Friday, September 25, 2009

The Guantanamo Bay Fiasco

Michael Lehnert was the commander of Joint Task Force 160 which built Camp X-Ray in 2002. He was given little guidance from the Pentagon except do it fast.

"The Geneva Convention seemed to be a pretty good place to start," he said. "I got several copies and had my staff read it." He wanted the prisoners closely guarded but humanely treated, an approach he lost. He said he opposed the harsh interrogation methods requested by the Bush White House.

“Probably before I left Guantanamo," after 100 days in command, "I was of the opinion it needed to go away as soon as possible.” He said at his retirement news gathering Thursday interrogations, which were handled by a different task force, ignited “creative tension” in the officer ranks of Marines, Navy, Army and the Central Intelligence Agency.. Lehnert said he made his views known through “the appropriate chain of command.” He said the United States has a moral obligation to treat the prisoners humanely.

Lehnert will step down next week after heading the Marine Corps Installations West command since 2005. He has guided a massive construction campaign at the seven bases he oversees from an office at Camp Pendleton in San Diego County.

During his presser, the general addressed the subject which is driving the Obama administration crazy -- where to relocate the remaining 220 prisoners of roughly 800 who cannot be released nor held for trial.

He said he opposes the White House inquiry some or all be sent to Camp Pendleton because it could threaten the base's main job of training Marines. This Not-In-My-Backyard chant is echoed by most members of Congress which has delayed funding for Guantanamo closing until the relocation question is resolved. U.S. officials hope to prosecute some of them in federal court and others before military commissions.

Meanwhile, the Washington Post quotes its sources that the fall guy blamed for the current problem at Guantanamo is White House Counsel Gregory B. Craig who convinced President Barack Obama to set a deadline to close the base by Jan. 22, 2010, against the advise of many in both administrations and Congress. The Post:

The White House has faltered in part because of the legal, political and diplomatic complexities involved in determining what to do with more than 200 terrorism suspects at the prison.
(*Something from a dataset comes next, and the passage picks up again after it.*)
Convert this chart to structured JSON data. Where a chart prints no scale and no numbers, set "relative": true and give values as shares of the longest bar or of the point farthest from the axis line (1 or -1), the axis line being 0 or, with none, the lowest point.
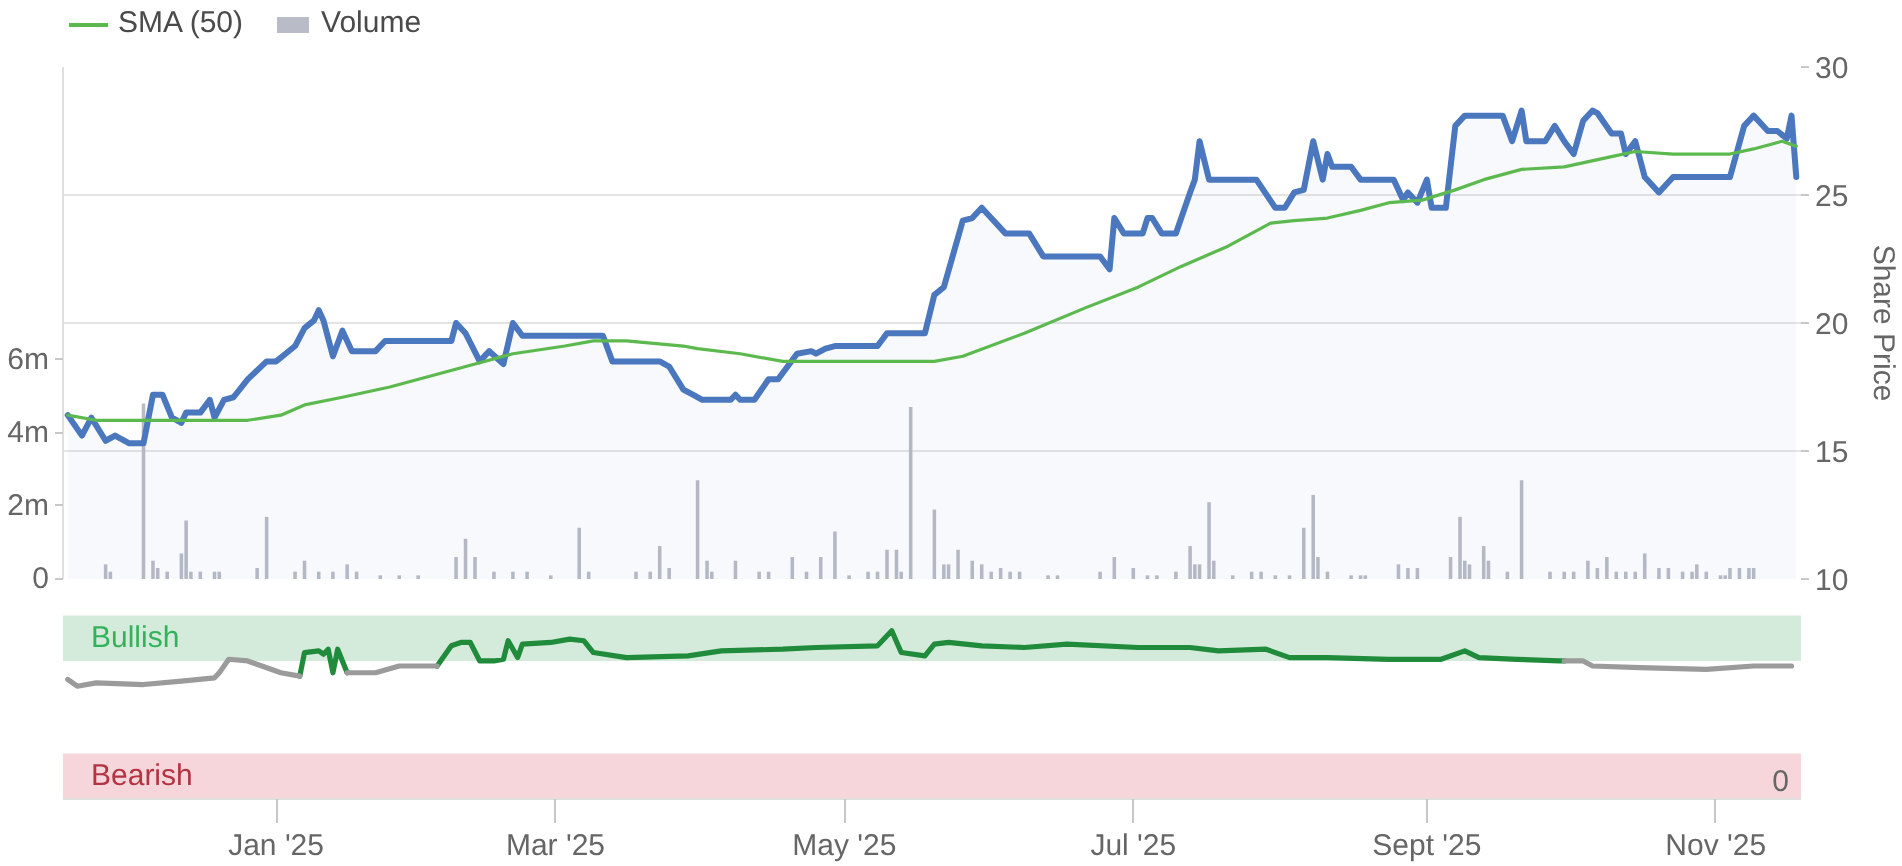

But senior advisers privately acknowledge not devising a concrete plan for where to move the detainees and mishandling Congress.

Craig no longer is in charge of the base closure, according to the Post.

Craig said Thursday that some of his early assumptions were based on miscalculations, in part because Bush administration officials and senior Republicans in Congress had spoken publicly about closing the facility. "I thought there was, in fact, and I may have been wrong, a broad consensus about the importance to our national security objectives to close Guantanamo and how keeping Guantanamo open actually did damage to our national security objectives," he said.

The Post story implies -- at least to me -- the Obama White House has dropped the urgency of Guantanamo's closing which in part explains its delays in processing the detainees. Part of the problem was this unexpected development the Obama people learned after taking office.

Senior administration officials said the central roadblock during those early months was the condition of the detainee files, which had been left in disarray by the previous administration.

"We assumed that for each detainee there was going to be a file somewhere," one senior administration official said. "Some of the intelligence files were not even organized by detainee. You had to go into a mainframe database and search the name of the detainee to put together a file. So there were weeks, if not months, of putting together the files of detainees that then could be reviewed by the fresh eyes that we wanted."

As the process was getting underway in the spring, the administration began losing support for shutting the facility, in part, officials now say, because the White House did not present a concrete plan for what it would do with the remaining terrorism suspects.

What began as a campaign promise fulfilled has turned into a public relations nightmare for an Obama administration that continually is confronted with the realities of governing.